Overall, while timelines vary, experts agree nonrenewables are finite and current consumption levels are unsustainable long-term without major changes in how we source and use energy and materials.

Environmental and Social Impact

The extraction and use of nonrenewable resources like oil, coal, and natural gas have led to large amounts of pollution and environmental damage over the past century. Burning fossil fuels releases greenhouse gases like carbon dioxide that contribute to global climate change. Mining activities can lead to air and water pollution, destruction of landscapes, and harm to wildlife habitats. Oil spills have damaged fragile ocean ecosystems. According to this source, the global temperature rise is just one of the environmental impacts of non-renewable energies on the planet.

Competition over scarce nonrenewable resources has also caused geopolitical tensions and conflicts throughout history and today. As supplies dwindle, oil-rich regions have become flashpoints for intervention and war. According to research, the social, political, and economic consequences of dependence on nonrenewable energy sources could grow more severe in the future.

The environmental effects of nonrenewables disproportionately impact impoverished communities that lack resources to cope with the damage. Experts argue that switching to renewable energy sources whenever possible is crucial to mitigate climate change and promote global stability and justice.

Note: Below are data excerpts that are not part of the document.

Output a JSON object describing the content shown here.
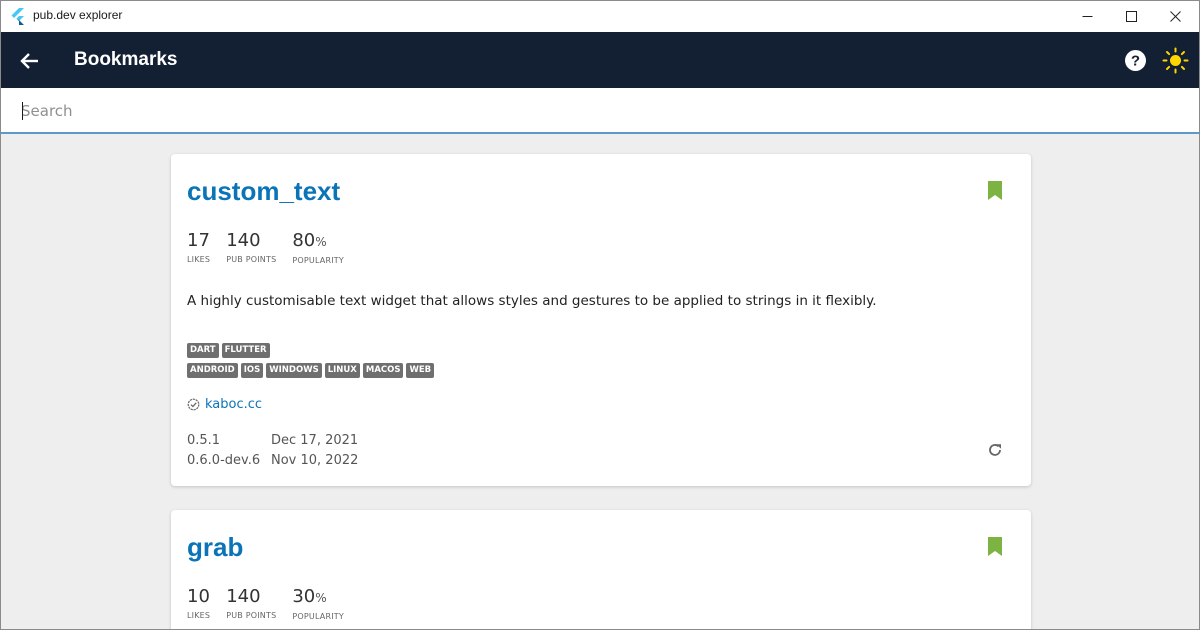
{
  "window": {
    "title": "pub.dev explorer"
  },
  "appbar": {
    "title": "Bookmarks"
  },
  "search": {
    "placeholder": "Search",
    "value": ""
  },
  "colors": {
    "accent": "#0b74b8",
    "appbar": "#132033",
    "bookmark": "#7cb342",
    "sun": "#ffd600"
  },
  "packages": [
    {
      "name": "custom_text",
      "likes": "17",
      "pub_points": "140",
      "popularity": "80",
      "popularity_unit": "%",
      "likes_label": "LIKES",
      "pub_points_label": "PUB POINTS",
      "popularity_label": "POPULARITY",
      "description": "A highly customisable text widget that allows styles and gestures to be applied to strings in it flexibly.",
      "sdk_tags": [
        "DART",
        "FLUTTER"
      ],
      "platform_tags": [
        "ANDROID",
        "IOS",
        "WINDOWS",
        "LINUX",
        "MACOS",
        "WEB"
      ],
      "publisher": "kaboc.cc",
      "versions": [
        {
          "version": "0.5.1",
          "date": "Dec 17, 2021"
        },
        {
          "version": "0.6.0-dev.6",
          "date": "Nov 10, 2022"
        }
      ],
      "bookmarked": true
    },
    {
      "name": "grab",
      "likes": "10",
      "pub_points": "140",
      "popularity": "30",
      "popularity_unit": "%",
      "likes_label": "LIKES",
      "pub_points_label": "PUB POINTS",
      "popularity_label": "POPULARITY",
      "bookmarked": true
    }
  ]
}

In summary, nonrenewable resources do have finite reserves and will not last forever on Earth at current consumption rates. While new discoveries and improved extraction techniques are extending reserves, these resources are fundamentally limited and cannot be renewed on human timescales. Key nonrenewables like oil, natural gas, and coal are being rapidly depleted, with most models showing remaining global reserves lasting around 50-100 more years at current usage. Recycling and alternatives like renewables can help extend nonrenewable lifespans. However, projections indicate that supplies will dwindle this century unless consumption is reduced and recycling improved dramatically. The outlook is that nonrenewable resources are not sustainable long-term energy and material sources. More investment in renewable alternatives is crucial to prevent resource exhaustion and ensure future energy and material security. While the future is uncertain, what is clear is that nonrenewable resources are finite and society must adapt to more sustainable solutions.